COMM 101 AMU Addressing Office Rumors Case Study – Description
Read the case study on pages 146-147 (below) of Burton and Dimbleby. Respond to questions a, b, and c (below) in an essay of 500-750 words. Your paper should also specifically address how communication changes based on the environment and nature of the group. Be sure to use APA style (see below) throughout the assignment. A minimum of an APA title page, an APA reference list and APA-style citations in the body of your paper is expected. You should have a minimum of 1 source in your reference list (2 is even better). DO NOT use that 1 source to merely cite the case study itself. The citations should refer to OTHER applicable concepts or quotes (most likely found in the first part of that chapter) that apply to your answering the main questions.
2.3 Case Study: I heard it on the grapevine
Rumours spreading on a grapevine flourish when people are hungry for information or believe that they are being kept in the dark. Even if you are at school or college this case study is relevant, because all organizations have grapevines. There are questions for you to answer. In any case you could discuss how your grapevine works, what kinds of rumour travel along it, where they come from, what effects they have. Here we present a case of an office grapevine on which there is currently a strong rumour.
AN OFFICE IN THE CITY
Brian presently works as a clerk in an insurance office in the City of London. He has been there for seven years and intends to stay because the people are friendly, the work is interesting – dealing with different sorts of claims – and the company gives attractive fringe benefits like cheap loans and mortgages. Brian enjoys working in the City with easy access to shops, concerts, plays and art galleries. His office is a short walk from the station so he can get from home to office desk in forty minutes. Since it’s an open-plan office with a relaxed but busy atmosphere there is a good deal of contact between the staff. They talk about the work but they pretty well all talk about their interests outside the office as well. Brian thought there wasn’t much going on that he didn’t know about. So it came as a jolt to hear a rumour that the company was thinking about closing its City office and opening a new office in the west of England. The person who told Brian said that he’d heard it from someone upstairs who said she’d heard it from a cleaner who overheard a phone conversation one evening. The story went round the office like wildfire. When a few of them talked about it in the pub at lunchtime there were mixed reactions. Some of them would love to get away from London to the country and if the company offered the right terms they’d jump at it. Others certainly didn’t want to move and they hoped there was nothing in the story.
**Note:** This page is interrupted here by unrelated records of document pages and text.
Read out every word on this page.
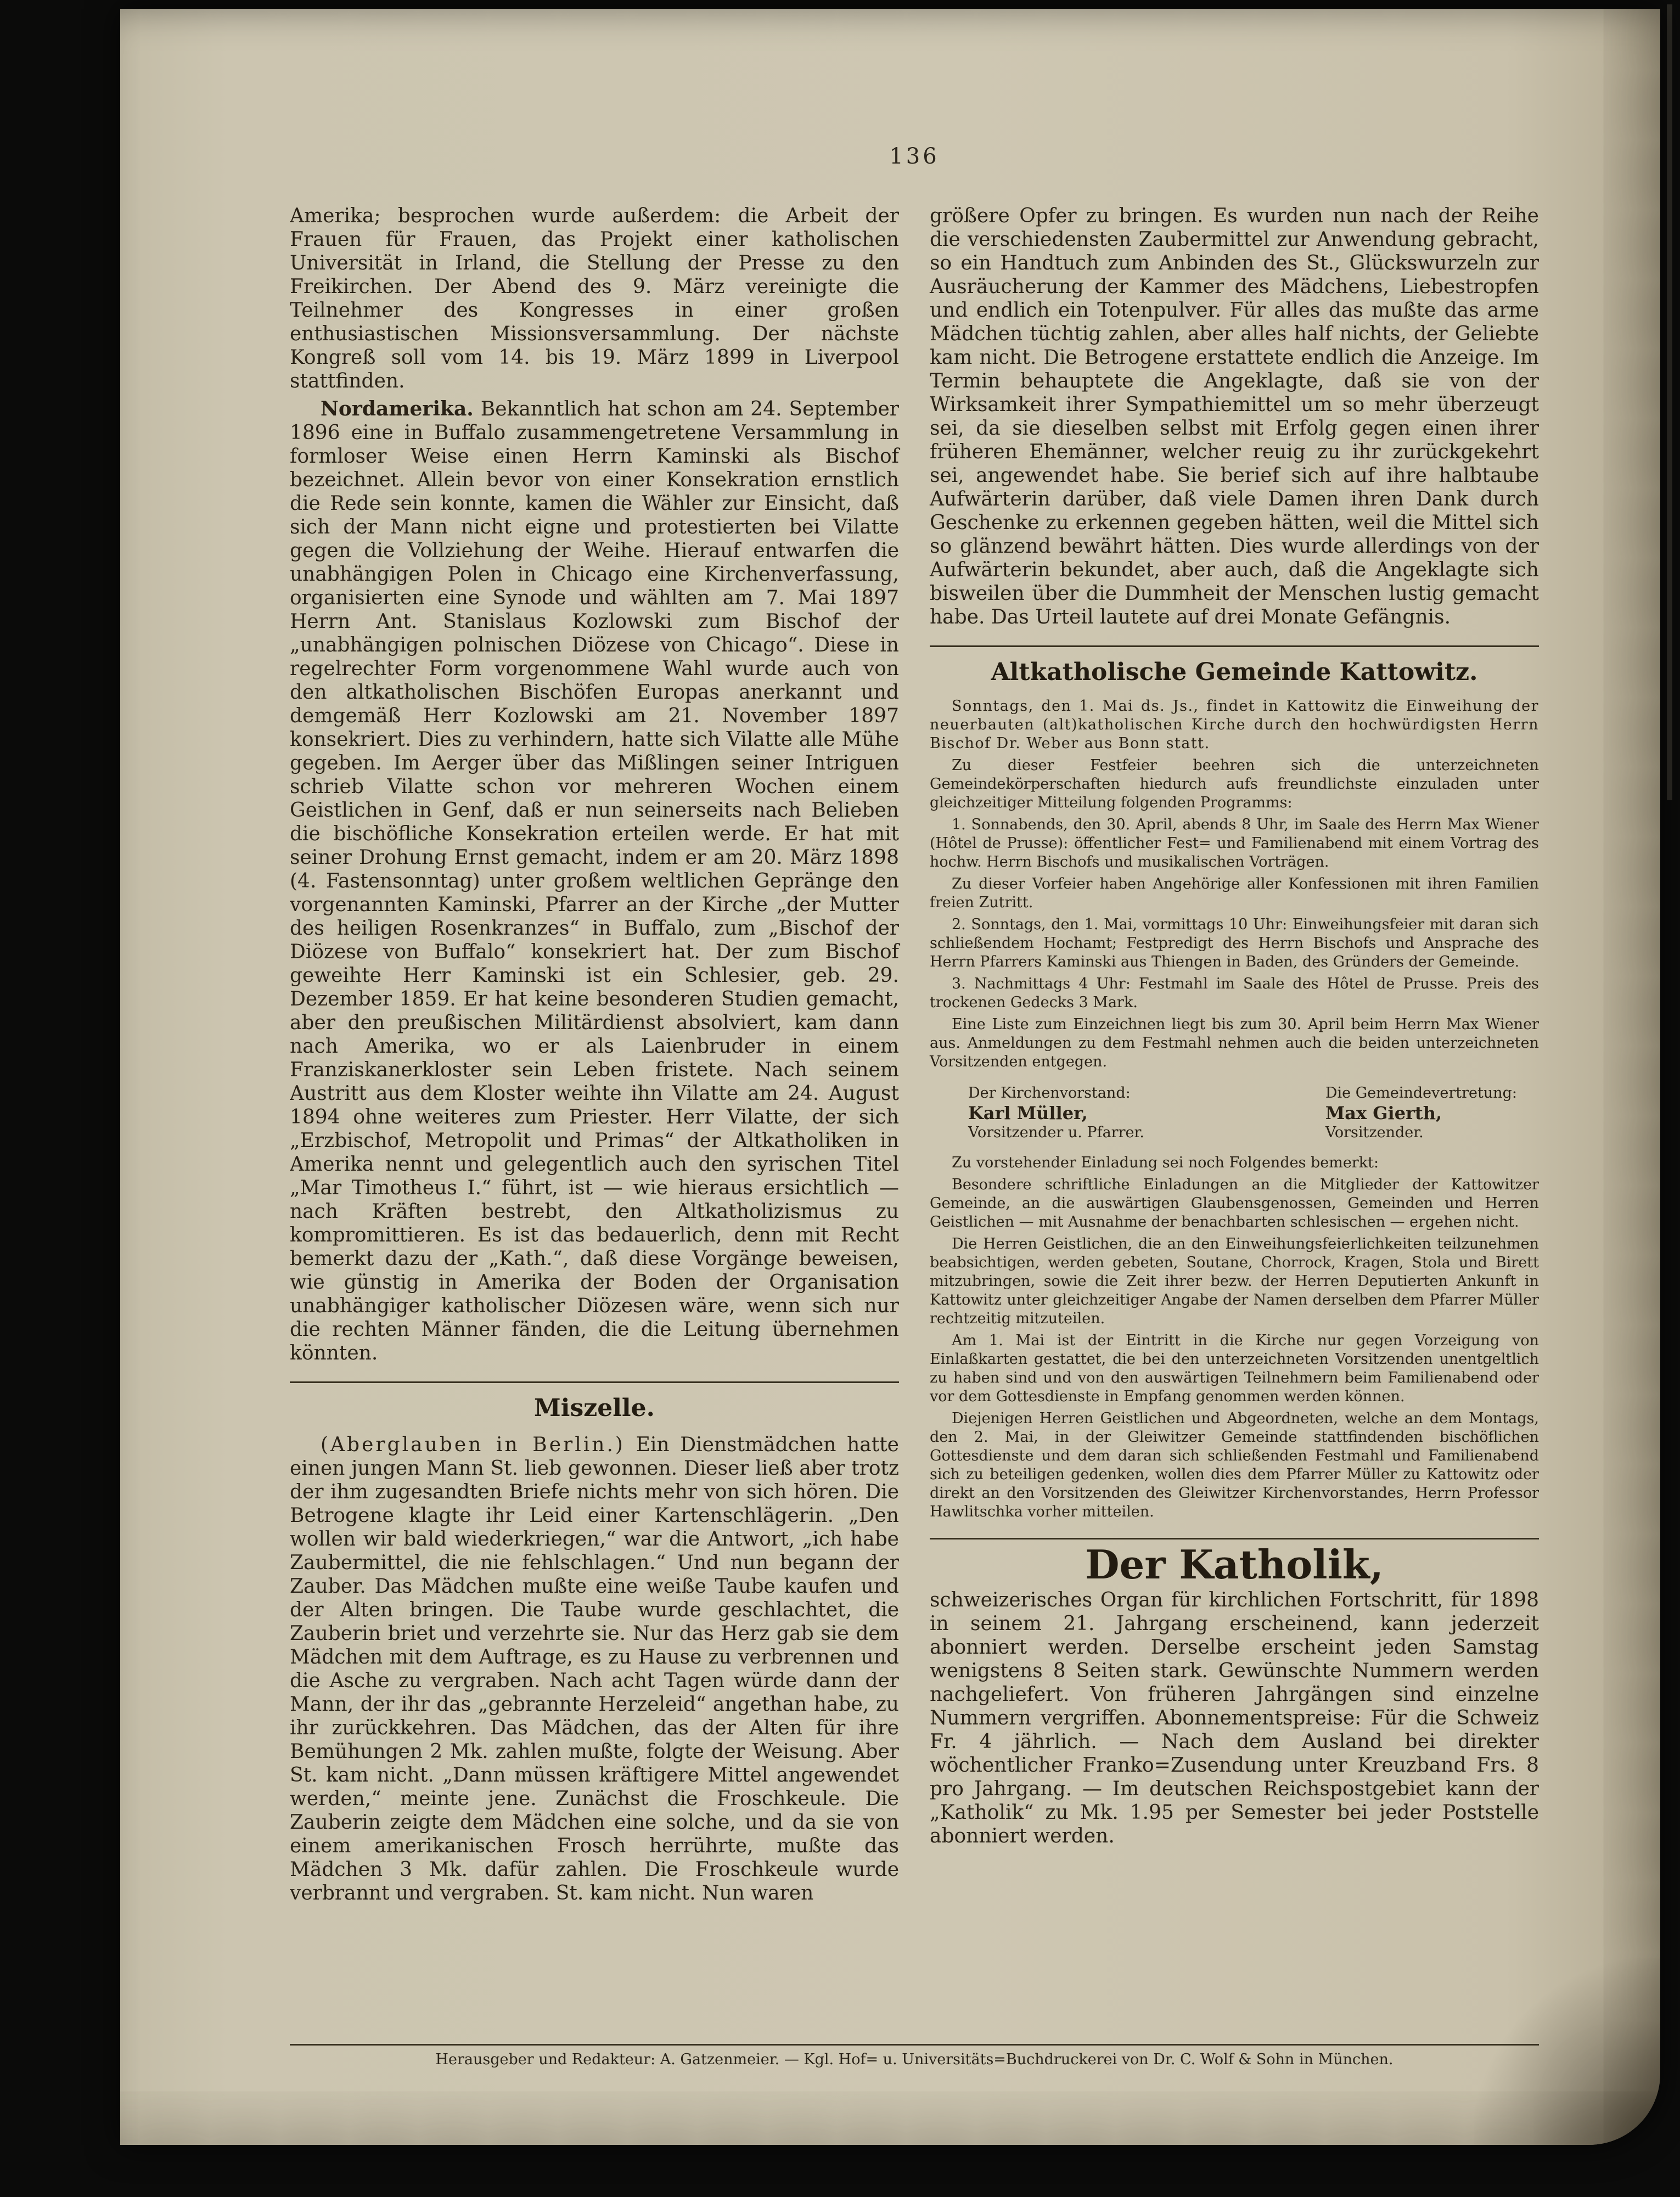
136

Amerika; besprochen wurde außerdem: die Arbeit der Frauen für Frauen, das Projekt einer katholischen Universität in Irland, die Stellung der Presse zu den Freikirchen. Der Abend des 9. März vereinigte die Teilnehmer des Kongresses in einer großen enthusiastischen Missionsversammlung. Der nächste Kongreß soll vom 14. bis 19. März 1899 in Liverpool stattfinden.

Nordamerika. Bekanntlich hat schon am 24. September 1896 eine in Buffalo zusammengetretene Versammlung in formloser Weise einen Herrn Kaminski als Bischof bezeichnet. Allein bevor von einer Konsekration ernstlich die Rede sein konnte, kamen die Wähler zur Einsicht, daß sich der Mann nicht eigne und protestierten bei Vilatte gegen die Vollziehung der Weihe. Hierauf entwarfen die unabhängigen Polen in Chicago eine Kirchenverfassung, organisierten eine Synode und wählten am 7. Mai 1897 Herrn Ant. Stanislaus Kozlowski zum Bischof der „unabhängigen polnischen Diözese von Chicago“. Diese in regelrechter Form vorgenommene Wahl wurde auch von den altkatholischen Bischöfen Europas anerkannt und demgemäß Herr Kozlowski am 21. November 1897 konsekriert. Dies zu verhindern, hatte sich Vilatte alle Mühe gegeben. Im Aerger über das Mißlingen seiner Intriguen schrieb Vilatte schon vor mehreren Wochen einem Geistlichen in Genf, daß er nun seinerseits nach Belieben die bischöfliche Konsekration erteilen werde. Er hat mit seiner Drohung Ernst gemacht, indem er am 20. März 1898 (4. Fastensonntag) unter großem weltlichen Gepränge den vorgenannten Kaminski, Pfarrer an der Kirche „der Mutter des heiligen Rosenkranzes“ in Buffalo, zum „Bischof der Diözese von Buffalo“ konsekriert hat. Der zum Bischof geweihte Herr Kaminski ist ein Schlesier, geb. 29. Dezember 1859. Er hat keine besonderen Studien gemacht, aber den preußischen Militärdienst absolviert, kam dann nach Amerika, wo er als Laienbruder in einem Franziskanerkloster sein Leben fristete. Nach seinem Austritt aus dem Kloster weihte ihn Vilatte am 24. August 1894 ohne weiteres zum Priester. Herr Vilatte, der sich „Erzbischof, Metropolit und Primas“ der Altkatholiken in Amerika nennt und gelegentlich auch den syrischen Titel „Mar Timotheus I.“ führt, ist — wie hieraus ersichtlich — nach Kräften bestrebt, den Altkatholizismus zu kompromittieren. Es ist das bedauerlich, denn mit Recht bemerkt dazu der „Kath.“, daß diese Vorgänge beweisen, wie günstig in Amerika der Boden der Organisation unabhängiger katholischer Diözesen wäre, wenn sich nur die rechten Männer fänden, die die Leitung übernehmen könnten.

Miszelle.

(Aberglauben in Berlin.) Ein Dienstmädchen hatte einen jungen Mann St. lieb gewonnen. Dieser ließ aber trotz der ihm zugesandten Briefe nichts mehr von sich hören. Die Betrogene klagte ihr Leid einer Kartenschlägerin. „Den wollen wir bald wiederkriegen,“ war die Antwort, „ich habe Zaubermittel, die nie fehlschlagen.“ Und nun begann der Zauber. Das Mädchen mußte eine weiße Taube kaufen und der Alten bringen. Die Taube wurde geschlachtet, die Zauberin briet und verzehrte sie. Nur das Herz gab sie dem Mädchen mit dem Auftrage, es zu Hause zu verbrennen und die Asche zu vergraben. Nach acht Tagen würde dann der Mann, der ihr das „gebrannte Herzeleid“ angethan habe, zu ihr zurückkehren. Das Mädchen, das der Alten für ihre Bemühungen 2 Mk. zahlen mußte, folgte der Weisung. Aber St. kam nicht. „Dann müssen kräftigere Mittel angewendet werden,“ meinte jene. Zunächst die Froschkeule. Die Zauberin zeigte dem Mädchen eine solche, und da sie von einem amerikanischen Frosch herrührte, mußte das Mädchen 3 Mk. dafür zahlen. Die Froschkeule wurde verbrannt und vergraben. St. kam nicht. Nun waren

größere Opfer zu bringen. Es wurden nun nach der Reihe die verschiedensten Zaubermittel zur Anwendung gebracht, so ein Handtuch zum Anbinden des St., Glückswurzeln zur Ausräucherung der Kammer des Mädchens, Liebestropfen und endlich ein Totenpulver. Für alles das mußte das arme Mädchen tüchtig zahlen, aber alles half nichts, der Geliebte kam nicht. Die Betrogene erstattete endlich die Anzeige. Im Termin behauptete die Angeklagte, daß sie von der Wirksamkeit ihrer Sympathiemittel um so mehr überzeugt sei, da sie dieselben selbst mit Erfolg gegen einen ihrer früheren Ehemänner, welcher reuig zu ihr zurückgekehrt sei, angewendet habe. Sie berief sich auf ihre halbtaube Aufwärterin darüber, daß viele Damen ihren Dank durch Geschenke zu erkennen gegeben hätten, weil die Mittel sich so glänzend bewährt hätten. Dies wurde allerdings von der Aufwärterin bekundet, aber auch, daß die Angeklagte sich bisweilen über die Dummheit der Menschen lustig gemacht habe. Das Urteil lautete auf drei Monate Gefängnis.

Altkatholische Gemeinde Kattowitz.

Sonntags, den 1. Mai ds. Js., findet in Kattowitz die Einweihung der neuerbauten (alt)katholischen Kirche durch den hochwürdigsten Herrn Bischof Dr. Weber aus Bonn statt.

Zu dieser Festfeier beehren sich die unterzeichneten Gemeindekörperschaften hiedurch aufs freundlichste einzuladen unter gleichzeitiger Mitteilung folgenden Programms:

1. Sonnabends, den 30. April, abends 8 Uhr, im Saale des Herrn Max Wiener (Hôtel de Prusse): öffentlicher Fest= und Familienabend mit einem Vortrag des hochw. Herrn Bischofs und musikalischen Vorträgen.

Zu dieser Vorfeier haben Angehörige aller Konfessionen mit ihren Familien freien Zutritt.

2. Sonntags, den 1. Mai, vormittags 10 Uhr: Einweihungsfeier mit daran sich schließendem Hochamt; Festpredigt des Herrn Bischofs und Ansprache des Herrn Pfarrers Kaminski aus Thiengen in Baden, des Gründers der Gemeinde.

3. Nachmittags 4 Uhr: Festmahl im Saale des Hôtel de Prusse. Preis des trockenen Gedecks 3 Mark.

Eine Liste zum Einzeichnen liegt bis zum 30. April beim Herrn Max Wiener aus. Anmeldungen zu dem Festmahl nehmen auch die beiden unterzeichneten Vorsitzenden entgegen.

Der Kirchenvorstand:
Karl Müller,
Vorsitzender u. Pfarrer.
Die Gemeindevertretung:
Max Gierth,
Vorsitzender.

Zu vorstehender Einladung sei noch Folgendes bemerkt:

Besondere schriftliche Einladungen an die Mitglieder der Kattowitzer Gemeinde, an die auswärtigen Glaubensgenossen, Gemeinden und Herren Geistlichen — mit Ausnahme der benachbarten schlesischen — ergehen nicht.

Die Herren Geistlichen, die an den Einweihungsfeierlichkeiten teilzunehmen beabsichtigen, werden gebeten, Soutane, Chorrock, Kragen, Stola und Birett mitzubringen, sowie die Zeit ihrer bezw. der Herren Deputierten Ankunft in Kattowitz unter gleichzeitiger Angabe der Namen derselben dem Pfarrer Müller rechtzeitig mitzuteilen.

Am 1. Mai ist der Eintritt in die Kirche nur gegen Vorzeigung von Einlaßkarten gestattet, die bei den unterzeichneten Vorsitzenden unentgeltlich zu haben sind und von den auswärtigen Teilnehmern beim Familienabend oder vor dem Gottesdienste in Empfang genommen werden können.

Diejenigen Herren Geistlichen und Abgeordneten, welche an dem Montags, den 2. Mai, in der Gleiwitzer Gemeinde stattfindenden bischöflichen Gottesdienste und dem daran sich schließenden Festmahl und Familienabend sich zu beteiligen gedenken, wollen dies dem Pfarrer Müller zu Kattowitz oder direkt an den Vorsitzenden des Gleiwitzer Kirchenvorstandes, Herrn Professor Hawlitschka vorher mitteilen.

Der Katholik,

schweizerisches Organ für kirchlichen Fortschritt, für 1898 in seinem 21. Jahrgang erscheinend, kann jederzeit abonniert werden. Derselbe erscheint jeden Samstag wenigstens 8 Seiten stark. Gewünschte Nummern werden nachgeliefert. Von früheren Jahrgängen sind einzelne Nummern vergriffen. Abonnementspreise: Für die Schweiz Fr. 4 jährlich. — Nach dem Ausland bei direkter wöchentlicher Franko=Zusendung unter Kreuzband Frs. 8 pro Jahrgang. — Im deutschen Reichspostgebiet kann der „Katholik“ zu Mk. 1.95 per Semester bei jeder Poststelle abonniert werden.

Herausgeber und Redakteur: A. Gatzenmeier. — Kgl. Hof= u. Universitäts=Buchdruckerei von Dr. C. Wolf & Sohn in München.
Arising from this situation, consider the following questions:
(a) Is there anything Brian should do after hearing this rumour?
(b) Imagine you are the office manager and you hear about the story going round the office. You have been told nothing about any such idea and it bothers you that such a story is circulating. It is certainly affecting your staff at the moment. What action (if any) would you take?
(c) Alternatively, imagine you are the office manager in this situation but you have been told confidentially that there is a proposal to move the office out of London. The decision has not been taken yet. What action (if any) would you take?